14th March 2004, 6:04 PM
Quote:Oh man, that is such a laughable thing to say I'm not sure if you're joking or not. You seriously must not have played a racing game before 1998 if you honestly believe that. Ever played a little game by the name Destruction Derby before? It came out before Rush and featured (among other things), low gravity and big jumps throughout the race course. BAR's level of gravity more closely matches that than the more exaggerated Rush. Rush did not invent high-flying! And as for shortcuts, please don't tell me you think Rush invented shortcuts of any kind! Go back and play the early Mario Kart games, the NFS games, the Ridge Racer games, the Jet Moto games, the V-Rally games, and about a hundred other racing games that came before shitty Rush!
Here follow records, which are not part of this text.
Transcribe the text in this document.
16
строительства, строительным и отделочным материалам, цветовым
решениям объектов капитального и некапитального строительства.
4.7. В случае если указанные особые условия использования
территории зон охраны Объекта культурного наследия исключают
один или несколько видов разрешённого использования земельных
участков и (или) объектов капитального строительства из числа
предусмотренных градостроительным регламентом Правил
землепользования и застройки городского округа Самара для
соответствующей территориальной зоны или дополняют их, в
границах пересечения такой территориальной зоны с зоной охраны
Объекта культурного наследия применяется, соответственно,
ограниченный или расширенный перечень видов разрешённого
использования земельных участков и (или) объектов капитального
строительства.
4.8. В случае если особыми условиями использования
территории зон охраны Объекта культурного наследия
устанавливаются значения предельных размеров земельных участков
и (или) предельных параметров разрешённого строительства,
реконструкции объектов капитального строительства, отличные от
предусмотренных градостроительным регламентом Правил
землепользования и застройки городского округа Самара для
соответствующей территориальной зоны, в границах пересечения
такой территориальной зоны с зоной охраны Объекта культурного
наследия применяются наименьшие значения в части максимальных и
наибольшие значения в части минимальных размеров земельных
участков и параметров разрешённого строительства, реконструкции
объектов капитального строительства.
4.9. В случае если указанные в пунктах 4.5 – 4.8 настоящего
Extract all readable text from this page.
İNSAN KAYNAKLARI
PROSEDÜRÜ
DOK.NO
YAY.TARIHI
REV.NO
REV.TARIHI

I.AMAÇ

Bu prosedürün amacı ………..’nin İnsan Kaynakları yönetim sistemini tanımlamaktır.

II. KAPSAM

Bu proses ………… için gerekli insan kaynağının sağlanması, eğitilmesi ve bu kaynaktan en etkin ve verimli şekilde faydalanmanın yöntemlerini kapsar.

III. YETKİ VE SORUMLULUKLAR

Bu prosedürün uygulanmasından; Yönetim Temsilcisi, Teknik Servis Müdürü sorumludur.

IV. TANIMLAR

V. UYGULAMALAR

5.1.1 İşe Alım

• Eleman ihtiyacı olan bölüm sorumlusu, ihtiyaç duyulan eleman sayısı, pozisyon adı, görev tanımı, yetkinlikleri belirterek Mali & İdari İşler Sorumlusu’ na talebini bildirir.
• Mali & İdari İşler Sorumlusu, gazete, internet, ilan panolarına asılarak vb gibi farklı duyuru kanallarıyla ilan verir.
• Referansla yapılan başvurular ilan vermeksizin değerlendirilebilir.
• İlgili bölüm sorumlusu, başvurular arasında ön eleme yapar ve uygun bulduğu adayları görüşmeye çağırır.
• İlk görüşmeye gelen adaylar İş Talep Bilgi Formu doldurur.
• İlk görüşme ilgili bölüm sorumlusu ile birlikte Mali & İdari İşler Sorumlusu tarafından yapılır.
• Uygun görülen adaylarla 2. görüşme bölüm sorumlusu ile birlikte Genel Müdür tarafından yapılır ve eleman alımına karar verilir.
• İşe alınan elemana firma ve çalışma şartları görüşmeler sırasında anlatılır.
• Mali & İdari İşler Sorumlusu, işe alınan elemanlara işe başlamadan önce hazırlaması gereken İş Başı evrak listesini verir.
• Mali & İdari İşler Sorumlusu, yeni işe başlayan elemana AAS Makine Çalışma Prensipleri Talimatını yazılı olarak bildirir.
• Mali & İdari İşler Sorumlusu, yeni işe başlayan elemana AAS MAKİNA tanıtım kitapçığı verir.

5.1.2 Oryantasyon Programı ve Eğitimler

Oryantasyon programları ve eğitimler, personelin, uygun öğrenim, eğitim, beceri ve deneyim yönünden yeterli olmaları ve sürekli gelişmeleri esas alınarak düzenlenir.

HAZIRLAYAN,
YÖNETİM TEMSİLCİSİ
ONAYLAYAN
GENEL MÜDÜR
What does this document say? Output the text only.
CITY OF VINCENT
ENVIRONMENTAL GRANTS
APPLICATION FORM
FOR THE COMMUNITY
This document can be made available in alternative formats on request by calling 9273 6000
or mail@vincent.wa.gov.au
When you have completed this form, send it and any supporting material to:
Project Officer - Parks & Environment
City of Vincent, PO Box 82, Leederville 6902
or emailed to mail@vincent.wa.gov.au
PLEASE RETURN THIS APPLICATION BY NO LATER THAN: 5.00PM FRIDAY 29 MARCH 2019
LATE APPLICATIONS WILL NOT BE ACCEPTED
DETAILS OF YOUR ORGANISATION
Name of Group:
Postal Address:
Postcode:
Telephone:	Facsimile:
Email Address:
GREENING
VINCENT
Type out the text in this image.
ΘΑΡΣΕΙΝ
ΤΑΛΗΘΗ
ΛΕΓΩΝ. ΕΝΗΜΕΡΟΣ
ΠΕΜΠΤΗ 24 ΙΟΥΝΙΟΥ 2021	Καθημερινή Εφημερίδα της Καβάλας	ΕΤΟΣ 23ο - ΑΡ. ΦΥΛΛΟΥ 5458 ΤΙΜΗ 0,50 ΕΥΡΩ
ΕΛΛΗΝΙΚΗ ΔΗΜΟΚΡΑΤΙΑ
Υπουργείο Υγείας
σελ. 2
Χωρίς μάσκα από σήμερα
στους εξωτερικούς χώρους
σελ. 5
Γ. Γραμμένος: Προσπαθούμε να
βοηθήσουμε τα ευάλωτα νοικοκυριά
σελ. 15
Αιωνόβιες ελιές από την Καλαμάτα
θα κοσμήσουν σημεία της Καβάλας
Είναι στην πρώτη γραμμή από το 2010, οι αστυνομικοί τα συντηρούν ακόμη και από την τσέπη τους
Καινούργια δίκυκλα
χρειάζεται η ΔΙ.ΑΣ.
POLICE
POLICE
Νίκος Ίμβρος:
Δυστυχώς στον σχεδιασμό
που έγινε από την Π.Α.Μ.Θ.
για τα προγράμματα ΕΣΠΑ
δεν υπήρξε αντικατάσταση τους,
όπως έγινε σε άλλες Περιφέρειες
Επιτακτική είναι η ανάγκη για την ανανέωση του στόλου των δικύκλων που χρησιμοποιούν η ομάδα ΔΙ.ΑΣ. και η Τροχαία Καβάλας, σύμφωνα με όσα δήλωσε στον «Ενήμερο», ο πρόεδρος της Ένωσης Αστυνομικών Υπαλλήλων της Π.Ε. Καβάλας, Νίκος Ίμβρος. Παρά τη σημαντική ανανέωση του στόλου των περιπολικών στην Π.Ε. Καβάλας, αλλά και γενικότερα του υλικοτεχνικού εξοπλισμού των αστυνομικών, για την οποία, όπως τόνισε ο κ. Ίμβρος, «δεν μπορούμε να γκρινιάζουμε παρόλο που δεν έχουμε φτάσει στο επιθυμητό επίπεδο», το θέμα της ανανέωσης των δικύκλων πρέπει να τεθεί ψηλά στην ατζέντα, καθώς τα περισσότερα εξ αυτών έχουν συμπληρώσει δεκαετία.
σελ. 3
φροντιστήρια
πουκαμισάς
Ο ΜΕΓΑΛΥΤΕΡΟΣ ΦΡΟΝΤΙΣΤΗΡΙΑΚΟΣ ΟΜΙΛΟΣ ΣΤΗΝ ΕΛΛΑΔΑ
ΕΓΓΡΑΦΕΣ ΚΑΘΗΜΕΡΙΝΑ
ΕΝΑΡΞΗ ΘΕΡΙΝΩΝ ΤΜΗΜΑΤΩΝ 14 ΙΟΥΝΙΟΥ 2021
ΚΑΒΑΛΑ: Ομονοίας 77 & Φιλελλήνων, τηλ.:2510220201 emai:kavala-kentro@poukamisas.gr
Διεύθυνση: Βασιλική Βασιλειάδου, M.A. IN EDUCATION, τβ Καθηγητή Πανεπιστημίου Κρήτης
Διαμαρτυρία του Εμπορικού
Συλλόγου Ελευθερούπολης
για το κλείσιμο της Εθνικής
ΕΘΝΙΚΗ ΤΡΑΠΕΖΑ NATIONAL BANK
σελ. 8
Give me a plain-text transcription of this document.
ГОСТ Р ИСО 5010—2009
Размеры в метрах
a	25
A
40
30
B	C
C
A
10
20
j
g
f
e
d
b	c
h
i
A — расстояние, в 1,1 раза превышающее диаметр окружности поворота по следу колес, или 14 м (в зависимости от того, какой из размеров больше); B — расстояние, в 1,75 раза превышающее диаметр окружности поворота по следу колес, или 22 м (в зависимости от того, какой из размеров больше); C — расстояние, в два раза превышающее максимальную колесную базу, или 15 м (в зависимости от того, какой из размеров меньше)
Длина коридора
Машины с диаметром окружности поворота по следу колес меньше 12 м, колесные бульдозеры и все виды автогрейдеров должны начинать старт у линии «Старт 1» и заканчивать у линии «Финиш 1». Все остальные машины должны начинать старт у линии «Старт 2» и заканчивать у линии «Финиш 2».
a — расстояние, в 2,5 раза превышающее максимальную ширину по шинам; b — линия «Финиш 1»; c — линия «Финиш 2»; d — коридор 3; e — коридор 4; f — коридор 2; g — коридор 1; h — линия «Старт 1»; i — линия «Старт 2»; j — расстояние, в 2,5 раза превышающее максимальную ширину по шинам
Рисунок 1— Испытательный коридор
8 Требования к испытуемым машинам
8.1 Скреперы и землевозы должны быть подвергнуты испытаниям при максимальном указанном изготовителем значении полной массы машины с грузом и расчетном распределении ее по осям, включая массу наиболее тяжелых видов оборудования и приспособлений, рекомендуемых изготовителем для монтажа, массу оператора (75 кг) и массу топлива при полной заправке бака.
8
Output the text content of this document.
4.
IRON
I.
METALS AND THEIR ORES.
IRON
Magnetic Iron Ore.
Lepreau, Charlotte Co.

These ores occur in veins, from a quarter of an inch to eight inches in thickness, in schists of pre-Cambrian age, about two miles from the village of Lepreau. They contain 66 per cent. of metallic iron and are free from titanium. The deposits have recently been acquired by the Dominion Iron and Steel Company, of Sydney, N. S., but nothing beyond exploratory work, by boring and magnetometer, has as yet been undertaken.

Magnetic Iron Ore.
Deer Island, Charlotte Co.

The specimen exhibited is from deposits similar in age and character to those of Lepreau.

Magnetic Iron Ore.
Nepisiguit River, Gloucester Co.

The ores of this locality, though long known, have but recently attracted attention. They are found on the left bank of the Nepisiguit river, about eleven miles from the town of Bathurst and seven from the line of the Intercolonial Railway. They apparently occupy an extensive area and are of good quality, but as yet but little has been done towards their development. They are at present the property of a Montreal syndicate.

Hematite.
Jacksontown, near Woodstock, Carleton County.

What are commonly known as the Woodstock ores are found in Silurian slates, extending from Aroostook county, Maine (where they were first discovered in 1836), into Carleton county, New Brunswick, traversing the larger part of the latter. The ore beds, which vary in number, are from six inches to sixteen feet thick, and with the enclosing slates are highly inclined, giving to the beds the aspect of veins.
Hmm... I played the PC demo of Destruction Derby. It was really, really, hard. It did have some jumps, yes, but shortcuts like that? Again, they bear a strong resemblance to Rush shortcuts and it's not a cooincidence I'm sure.
I haven't played most of those games you mention but Mario Kart did not have lots of shortcuts... at least not that type... and NFS? You must be joking! That has very few of them, and you stick to the road almost all the time...
I didn't say Rush invented it. It just did that 'lots of really cool shortcuts' thing in a way no game had done before. You can't deny that! It did! And BAR is OBVIOUSLY emulating it! I don't see why it's even a question... BAR is NFS crossed with Rush. And is a solid game with flaws.
Oh, for another great (non-futuristic) racing game, I really liked Speed Busters (pc)... aka Speed Devils (dreamcast). Much better than (its contemporary) NFSIII, IMO...
Quote:The controls are still terribly floaty and the car physics aren't even unreallstic good.
Thank you for helping to prove my point.
Quote:Exactly, Enter the Matrix is also a love/hate thing and we all know how terrible it is. Like Rush.
But it didn't get good reviews from ... just about anywhere! "love" requires good and bad scores. It got almost all bad ones. Rush had a much higher proportion of high scores. Very different.